Afterward, Jerry becomes seen around town with heiress Barbara Vance (Molly Lamont). To break up this relationship, Lucy crashes a party at the Vance mansion, pretending to be Jerry's sister. She acts like a showgirl (recreating a risqué musical number she had seen performed by one of Jerry's girlfriends) and lets on that their "father" had been a gardener at Princeton University, not a student athlete. Realizing that his chances with Barbara have been effectively sabotaged, Jerry drives Lucy away in her car.

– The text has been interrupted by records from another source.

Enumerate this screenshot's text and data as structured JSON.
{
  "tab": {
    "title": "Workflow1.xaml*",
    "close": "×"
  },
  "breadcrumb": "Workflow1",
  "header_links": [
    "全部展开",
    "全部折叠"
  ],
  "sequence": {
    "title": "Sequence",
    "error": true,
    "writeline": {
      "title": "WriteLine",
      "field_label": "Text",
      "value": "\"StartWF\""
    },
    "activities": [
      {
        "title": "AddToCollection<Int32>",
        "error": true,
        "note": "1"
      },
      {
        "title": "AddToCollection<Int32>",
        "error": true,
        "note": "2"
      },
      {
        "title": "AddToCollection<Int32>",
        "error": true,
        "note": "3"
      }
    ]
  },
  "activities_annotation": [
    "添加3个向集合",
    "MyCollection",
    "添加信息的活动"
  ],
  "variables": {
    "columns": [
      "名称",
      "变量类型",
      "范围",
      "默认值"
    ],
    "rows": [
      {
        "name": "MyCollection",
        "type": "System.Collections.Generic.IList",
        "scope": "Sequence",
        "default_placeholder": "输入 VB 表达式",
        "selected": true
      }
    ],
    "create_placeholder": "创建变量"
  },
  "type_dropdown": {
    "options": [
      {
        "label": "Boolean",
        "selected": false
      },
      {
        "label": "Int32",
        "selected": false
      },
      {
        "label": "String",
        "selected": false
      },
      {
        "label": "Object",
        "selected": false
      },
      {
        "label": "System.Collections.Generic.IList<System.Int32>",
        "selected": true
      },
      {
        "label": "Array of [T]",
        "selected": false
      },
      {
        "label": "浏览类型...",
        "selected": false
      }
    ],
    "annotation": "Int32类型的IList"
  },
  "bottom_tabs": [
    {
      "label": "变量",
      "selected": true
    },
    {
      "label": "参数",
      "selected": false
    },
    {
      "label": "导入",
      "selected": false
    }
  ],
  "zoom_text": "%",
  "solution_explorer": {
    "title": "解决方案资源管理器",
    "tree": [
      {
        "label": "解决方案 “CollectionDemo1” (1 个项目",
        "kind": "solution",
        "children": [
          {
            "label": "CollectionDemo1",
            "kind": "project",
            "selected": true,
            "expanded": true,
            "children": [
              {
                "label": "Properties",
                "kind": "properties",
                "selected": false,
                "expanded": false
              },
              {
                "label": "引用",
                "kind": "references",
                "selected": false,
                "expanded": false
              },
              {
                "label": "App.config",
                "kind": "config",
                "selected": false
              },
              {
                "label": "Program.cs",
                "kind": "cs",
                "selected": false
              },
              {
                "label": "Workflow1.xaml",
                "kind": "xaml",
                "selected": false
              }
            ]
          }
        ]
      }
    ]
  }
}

Motorcycle policemen stop them, and Lucy, plotting to spend more time with Jerry, sabotages the car. The couple get a lift to her aunt's cabin from the policemen. Once there, Jerry admits having made a fool of himself and they reconcile.

[edit] Other versions

There were two previous film versions of the original play on which the 1937 film was based, a 1925 silent version with Warner Baxter in Grant's role, and a little-known early talkie made in 1929 with Henry Daniell and Ina Claire. The play was remade unsuccessfully in color, as the musical Let's Do It Again (1953) starring Jane Wyman and Ray Milland. This latter film is no relation to the Sidney Poitier - Bill Cosby comedy Let's Do It Again (1975).